Project schedules,
how many have you created in your career? I can honestly say that I lost track
a while ago. I don’t even remember the first schedule I put together, nor the
first tool I used. I can say that over the expanse of my career, the tools have
improved in being able to create, maintain, and manage a schedule. I can also
say there is more information available on how to create a schedule. If those
things are true, that there is more information available and better tools,
then why is project scheduling and control such a challenge? Why have we been surprised
when a schedule we create in March is no longer accurate in October? What is it
that happens to derail our schedule, especially after we took the time, energy,
and effort to create a schedule that everyone agreed to and believed would
work? What are the factors that impact project schedules and how can we ensure
we have taken those factors into consideration? More importantly, have we taken
the time to view it from the top down (the forest) and the bottom up (the
trees)? Without zooming in and zooming out (trees and forest), opportunities to
make necessary adjustments to keep our projects on track can easily be missed. Learning
to work from a forest and trees perspective will serve us in our project
management. Below are the ways in which we can ensure we are looking at both.
Start at the
End
Being clear
about the end of the project and what it produces is essential for building the
plan on how to get there, and I don’t mean the narrow view, I mean the broad 360
view. Clients may ask for a high quality, quick delivery, and leading-edge functionality.
Users may ask for an easy to use and intuitive product. The organization may ask
to maintain the margin that was sold. The team members may want work-life
balance and engaging work. Having a clear vision of what is created by the
project, not just product it delivers, ensures a schedule is generated and
created from a zoom out perspective. Will it produce a long-term client
relationship or a once and done result? Will it strengthen employee retention or
cause higher turn-over? Will it allow for additional business for the company
or reduce its market penetration? Finding the balance or perhaps a way to
create a win for all involved is the challenge at hand. Each project has the
possibility to elevate or damage relationships while delivering the product
sold. Creating the schedule outline using the 360 vision is defining the
forest. Once created, gaining alignment allows all involved to have a stake in future
adjustments due to changing circumstances. Additionally, the 360 vision
provides the necessary components to the schedule outline while also providing stakeholder
priorities when changes to the schedule are required.
Be Curious
Building the
detail associated with the project, the bottom-up version, requires a great
deal of curiosity. This is where assumptions can be made without explicitly discussing
them. Hidden assumptions create instability in project schedules. Staying
curious ensures there is no question that isn’t asked and answered in a factual
manner. Uncovering the assumptions allows you to build contingency into the
schedule based on as many unknowns as possible and yes, you may not uncover
everything. The unknowns of a project are not known. Being clear about what is
known versus what is not known ensures everyone has the same information.

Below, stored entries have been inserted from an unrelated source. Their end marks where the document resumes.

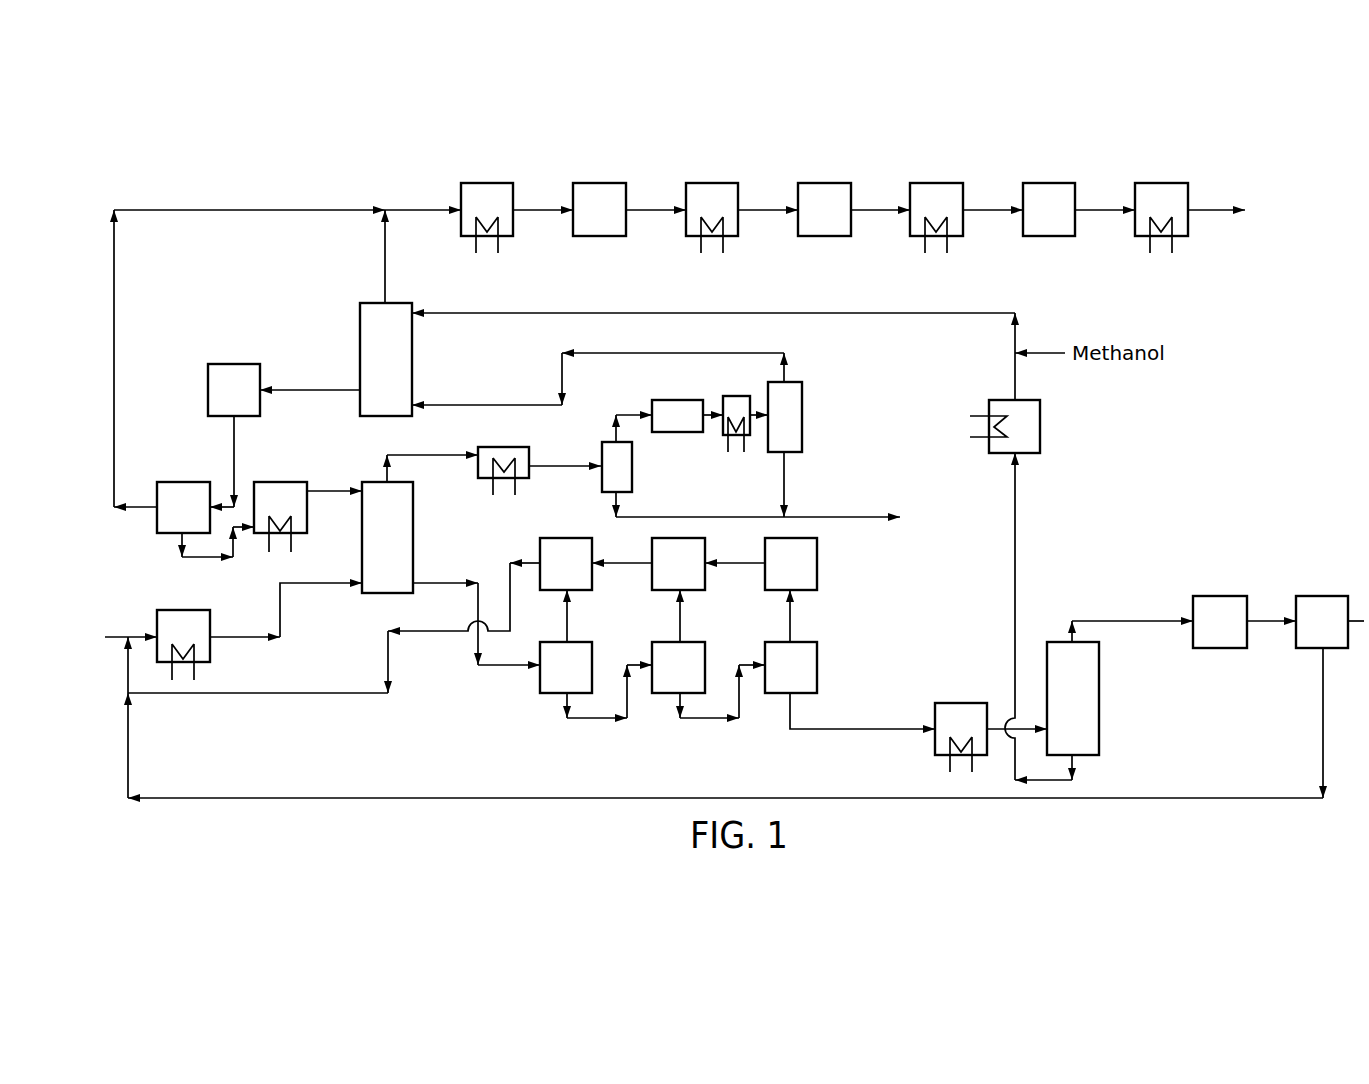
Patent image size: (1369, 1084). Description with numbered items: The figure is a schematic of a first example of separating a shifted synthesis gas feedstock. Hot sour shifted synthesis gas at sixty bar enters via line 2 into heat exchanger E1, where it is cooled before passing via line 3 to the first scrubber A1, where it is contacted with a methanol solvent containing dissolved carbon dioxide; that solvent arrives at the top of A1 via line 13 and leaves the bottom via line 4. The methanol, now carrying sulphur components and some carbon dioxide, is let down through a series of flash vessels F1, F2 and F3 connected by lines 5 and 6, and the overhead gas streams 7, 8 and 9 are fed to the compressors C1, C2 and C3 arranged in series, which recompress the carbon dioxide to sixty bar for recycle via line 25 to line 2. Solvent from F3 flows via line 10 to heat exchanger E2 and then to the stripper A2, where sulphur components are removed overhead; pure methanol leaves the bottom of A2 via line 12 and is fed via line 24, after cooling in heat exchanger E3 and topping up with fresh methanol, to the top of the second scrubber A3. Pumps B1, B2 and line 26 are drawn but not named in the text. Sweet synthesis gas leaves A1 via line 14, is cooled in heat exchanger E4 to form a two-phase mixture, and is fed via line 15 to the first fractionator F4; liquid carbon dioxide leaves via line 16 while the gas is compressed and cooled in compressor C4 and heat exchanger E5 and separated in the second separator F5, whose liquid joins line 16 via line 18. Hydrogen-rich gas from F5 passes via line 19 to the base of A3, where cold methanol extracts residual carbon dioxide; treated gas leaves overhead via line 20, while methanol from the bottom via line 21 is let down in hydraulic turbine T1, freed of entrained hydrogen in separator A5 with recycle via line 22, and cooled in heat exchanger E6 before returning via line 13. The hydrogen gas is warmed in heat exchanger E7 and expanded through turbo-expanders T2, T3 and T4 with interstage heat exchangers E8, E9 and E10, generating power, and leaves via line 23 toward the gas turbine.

The feed line 2 is at (131, 623).
The cooled feed line 3 is at (286, 596).
The methanol bottoms line 4 is at (476, 610).
The flash vessel interconnecting line 5 is at (609, 704).
The flash vessel interconnecting line 6 is at (722, 704).
The overhead gas stream 7 is at (577, 616).
The overhead gas stream 8 is at (690, 616).
The overhead gas stream 9 is at (800, 616).
The methanol solvent line 10 is at (862, 711).
The pure methanol line 12 is at (1027, 546).
The methanol feed line 13 is at (334, 477).
The sweet synthesis gas overhead line 14 is at (432, 455).
The two-phase mixture line 15 is at (565, 452).
The liquid carbon dioxide line 16 is at (798, 516).
The liquid carbon dioxide line 18 is at (802, 484).
The hydrogen-rich gas line 19 is at (598, 365).
The treated gas overhead line 20 is at (423, 256).
The methanol bottoms line 21 is at (310, 377).
The entrained hydrogen recycle line 22 is at (249, 358).
The hydrogen gas outlet line 23 is at (1269, 204).
The methanol return line 24 is at (713, 298).
The carbon dioxide recycle line 25 is at (258, 662).
The solvent return stream 26 is at (725, 723).
The heat exchanger E1 is at (183, 632).
The heat exchanger E2 is at (961, 725).
The heat exchanger E3 is at (1021, 426).
The heat exchanger E4 is at (503, 457).
The heat exchanger E5 is at (736, 409).
The heat exchanger E6 is at (280, 504).
The heat exchanger E7 is at (487, 205).
The interstage heat exchanger E8 is at (712, 205).
The interstage heat exchanger E9 is at (936, 205).
The interstage heat exchanger E10 is at (1161, 205).
The hydraulic turbine T1 is at (234, 375).
The turbo-expander T2 is at (599, 197).
The turbo-expander T3 is at (824, 197).
The turbo-expander T4 is at (1049, 197).
The first scrubber A1 is at (404, 537).
The stripper A2 is at (1089, 698).
The second scrubber A3 is at (402, 359).
The separator A5 is at (183, 494).
The pump B1 is at (1220, 609).
The pump B2 is at (1322, 609).
The compressor C1 is at (566, 551).
The compressor C2 is at (694, 558).
The compressor C3 is at (807, 564).
The compressor C4 is at (677, 403).
The flash vessel F1 is at (581, 657).
The flash vessel F2 is at (693, 657).
The flash vessel F3 is at (805, 667).
The first fractionator F4 is at (633, 467).
The second separator F5 is at (800, 417).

Preventing surprises is what is desired and staying curious provides the
foundation to continue to ask questions even when everyone seems to know the
answer. What I’ve experienced is that those who have experience can sometimes
fall into the trap of knowing the outcome, planning for that outcome, and
discovering they made some assumptions that were simply not true. Staying in a
place of not knowing is more productive than coming from a place of knowing the
answers.
Again and
Again
Once the
details have been added to the schedule, the impacts to the outline are
reviewed and the review and update process is underway. The top-down and
bottom-up are adjusted until the plan is agreed upon and, once agreed upon, a
snapshot is taken. The snapshot includes assumptions, decisions, agreements on scope,
and alignment on when the schedule will be revisited for revision to the
snapshot. The project manager then begins the review on a week over week basis.

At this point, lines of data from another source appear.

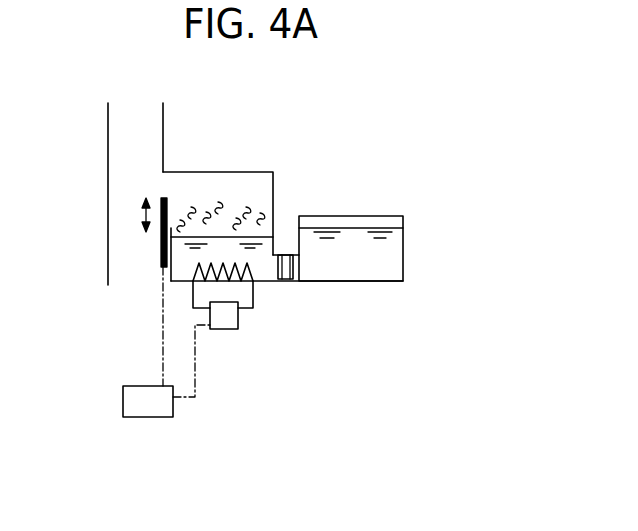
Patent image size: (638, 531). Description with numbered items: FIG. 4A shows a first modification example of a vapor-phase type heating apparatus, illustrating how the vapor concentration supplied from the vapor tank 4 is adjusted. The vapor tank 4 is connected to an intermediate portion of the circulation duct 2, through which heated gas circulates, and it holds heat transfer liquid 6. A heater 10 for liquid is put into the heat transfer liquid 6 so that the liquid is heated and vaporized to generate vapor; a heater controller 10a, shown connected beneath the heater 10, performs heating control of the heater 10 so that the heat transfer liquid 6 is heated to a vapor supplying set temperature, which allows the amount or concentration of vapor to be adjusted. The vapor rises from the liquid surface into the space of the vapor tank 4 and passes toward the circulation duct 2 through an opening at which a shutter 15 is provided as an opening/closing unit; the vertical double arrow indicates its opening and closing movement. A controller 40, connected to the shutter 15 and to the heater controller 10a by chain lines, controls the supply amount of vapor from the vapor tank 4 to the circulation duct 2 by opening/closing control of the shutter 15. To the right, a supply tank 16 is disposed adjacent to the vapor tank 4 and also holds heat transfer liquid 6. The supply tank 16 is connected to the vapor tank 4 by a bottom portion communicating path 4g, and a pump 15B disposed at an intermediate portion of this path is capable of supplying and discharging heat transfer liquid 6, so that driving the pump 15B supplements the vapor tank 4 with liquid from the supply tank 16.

The circulation duct 2 is at (140, 134).
The vapor tank 4 is at (247, 193).
The heat transfer liquid 6 is at (388, 265).
The bottom portion communicating path 4g is at (297, 271).
The pump 15B is at (283, 254).
The supply tank 16 is at (382, 214).
The heater for liquid 10 is at (258, 310).
The heater controller 10a is at (222, 329).
The shutter 15 is at (160, 251).
The controller 40 is at (123, 399).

Zooming in by adjusting tasks, reviewing resources, identifying impacts, and adjusting
the details as needed. Zooming out by reviewing the assumptions made, the scope
agreed to, and seeing what changes may be needed and when. Reviewing the 360
vision and the priorities of the stakeholders and coming back to those
agreements regularly. When circumstances change that require an adjustment to
the schedule which impacts the agreements reached, the project manager can work
with everyone involved to determine the appropriate course of action. An adjustment
to the schedule can be made without surprise and with alignment.